Building medical workforce in communities: everyone’s business

Published 07 August 2012

nhudsonLocal communities have a vital role to play in building Australia’s rural medical workforce. That’s the message of a free public lecture to be given by the University of New England’s Professor Nicky Hudson at 6.30 pm on Wednesday 8 August in the Armidale Ex-Services Memorial Club.

“People sometimes think of the widespread lack of rural doctors as being a challenge for the government or for universities, but the truth is it’s everybody’s problem,” said Professor Hudson (pictured here), who took up the position of Professor of Innovation in Medical Education and Rural Medicine at UNE in March this year.

In her talk – her Inaugural Lecture within the New England community as a UNE Professor – Nicky Hudson will describe a program of placements she previously implemented in which a medical student lives, learns, and works for one year in regional, rural or remote NSW. She would like to see that model, referred to as “longitudinal placements”, introduced in New England.

The lecture will be titled “Building medical workforce in your community: everyone’s business”.

“We know that GPs are sometimes reluctant to accept student doctors for short placements because they don’t see the long-term benefits for their practice or the rural areas they work in,” Professor Hudson said. “The benefit of these long-term placements, when students alternate between working in hospitals and in general practice, is that once a senior student starts to become more competent they become a real asset to the doctors they’re working with – and, more importantly, to the communities they serve.”

Just as important as doctors willing to mentor rural medical students are patients willing to be treated by them, Prof Hudson continued. “If patients won’t have students in the room with them, we might as well turn around and go home,” she said.

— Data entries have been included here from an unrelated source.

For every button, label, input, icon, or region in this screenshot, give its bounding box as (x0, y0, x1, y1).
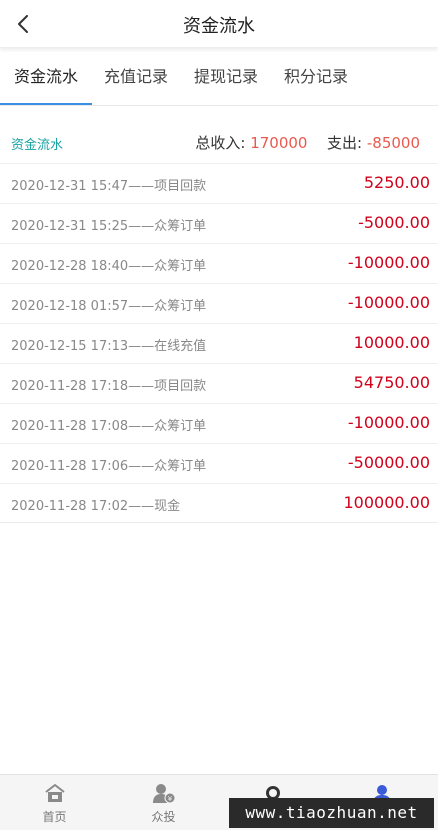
summary-label: 资金流水 (11, 138, 64, 153)
summary-bar: 资金流水 总收入: 170000 支出: -85000 (0, 124, 438, 162)
transaction-amount: -10000.00 (347, 413, 430, 432)
transaction-amount: -5000.00 (358, 213, 430, 232)
transaction-description: 2020-12-15 17:13——在线充值 (11, 339, 207, 354)
nav-home[interactable]: 首页 (0, 775, 109, 830)
transaction-description: 2020-11-28 17:06——众筹订单 (11, 459, 207, 474)
transaction-row: 2020-11-28 17:06——众筹订单 -50000.00 (0, 443, 438, 483)
transaction-description: 2020-12-31 15:25——众筹订单 (11, 219, 207, 234)
tab-points-records[interactable]: 积分记录 (274, 52, 358, 106)
nav-invest-label: 众投 (151, 810, 176, 824)
transaction-row: 2020-12-31 15:47——项目回款 5250.00 (0, 163, 438, 203)
site-watermark: www.tiaozhuan.net (229, 798, 434, 828)
transaction-row: 2020-11-28 17:02——现金 100000.00 (0, 483, 438, 523)
transaction-description: 2020-12-18 01:57——众筹订单 (11, 299, 207, 314)
top-header: 资金流水 (0, 0, 438, 48)
income-label: 总收入: (195, 134, 246, 152)
svg-text:¥: ¥ (167, 795, 172, 803)
tab-withdraw-records[interactable]: 提现记录 (184, 52, 268, 106)
nav-invest[interactable]: ¥ 众投 (109, 775, 218, 830)
transaction-description: 2020-11-28 17:08——众筹订单 (11, 419, 207, 434)
page-title: 资金流水 (183, 16, 255, 37)
income-value: 170000 (250, 134, 308, 152)
transaction-row: 2020-12-18 01:57——众筹订单 -10000.00 (0, 283, 438, 323)
tab-bar: 资金流水 充值记录 提现记录 积分记录 (0, 52, 438, 106)
transaction-description: 2020-11-28 17:18——项目回款 (11, 379, 207, 394)
transaction-amount: -10000.00 (347, 293, 430, 312)
transaction-amount: 10000.00 (353, 333, 430, 352)
transaction-list: 2020-12-31 15:47——项目回款 5250.00 2020-12-3… (0, 163, 438, 523)
transaction-description: 2020-12-31 15:47——项目回款 (11, 179, 207, 194)
transaction-amount: 5250.00 (363, 173, 430, 192)
expense-label: 支出: (327, 134, 363, 152)
expense-value: -85000 (366, 134, 420, 152)
transaction-row: 2020-11-28 17:18——项目回款 54750.00 (0, 363, 438, 403)
tab-recharge-records[interactable]: 充值记录 (94, 52, 178, 106)
transaction-row: 2020-12-31 15:25——众筹订单 -5000.00 (0, 203, 438, 243)
tab-fund-flow[interactable]: 资金流水 (4, 52, 88, 106)
transaction-description: 2020-12-28 18:40——众筹订单 (11, 259, 207, 274)
transaction-row: 2020-12-15 17:13——在线充值 10000.00 (0, 323, 438, 363)
transaction-amount: -10000.00 (347, 253, 430, 272)
transaction-description: 2020-11-28 17:02——现金 (11, 499, 181, 514)
home-icon (44, 784, 65, 802)
transaction-amount: -50000.00 (347, 453, 430, 472)
transaction-row: 2020-11-28 17:08——众筹订单 -10000.00 (0, 403, 438, 443)
transaction-amount: 54750.00 (353, 373, 430, 392)
transaction-amount: 100000.00 (343, 493, 430, 512)
active-tab-indicator (0, 103, 92, 105)
invest-icon: ¥ (152, 784, 175, 804)
nav-home-label: 首页 (42, 810, 67, 824)
summary-totals: 总收入: 170000 支出: -85000 (195, 132, 420, 153)
transaction-row: 2020-12-28 18:40——众筹订单 -10000.00 (0, 243, 438, 283)
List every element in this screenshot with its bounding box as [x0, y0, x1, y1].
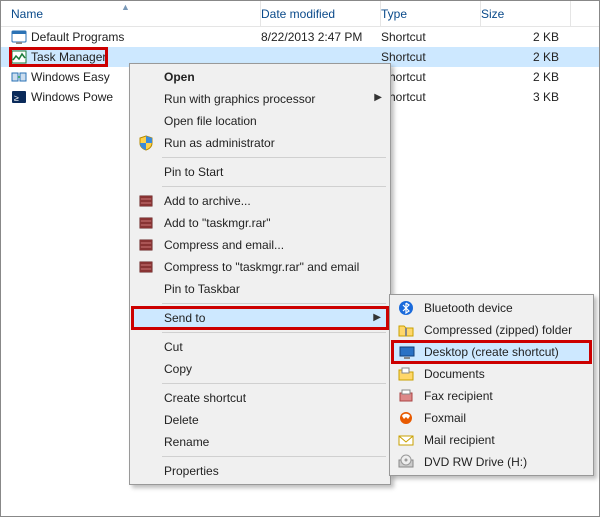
svg-text:≥: ≥ — [14, 93, 19, 103]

Professor Hudson has a wealth of experience in improving access to health care for under-served populations. Her clinical background has included work in remote health with the Royal Flying Doctor Service in South Australia, in Indigenous health at the Nunkuwarrin Yunti centre in Adelaide, and as an urban GP in Adelaide. Her international work has included academic positions in Southampton and Exeter in England, and at the Fiji School of Medicine in Suva.

The lecture will be followed by drinks and canapés.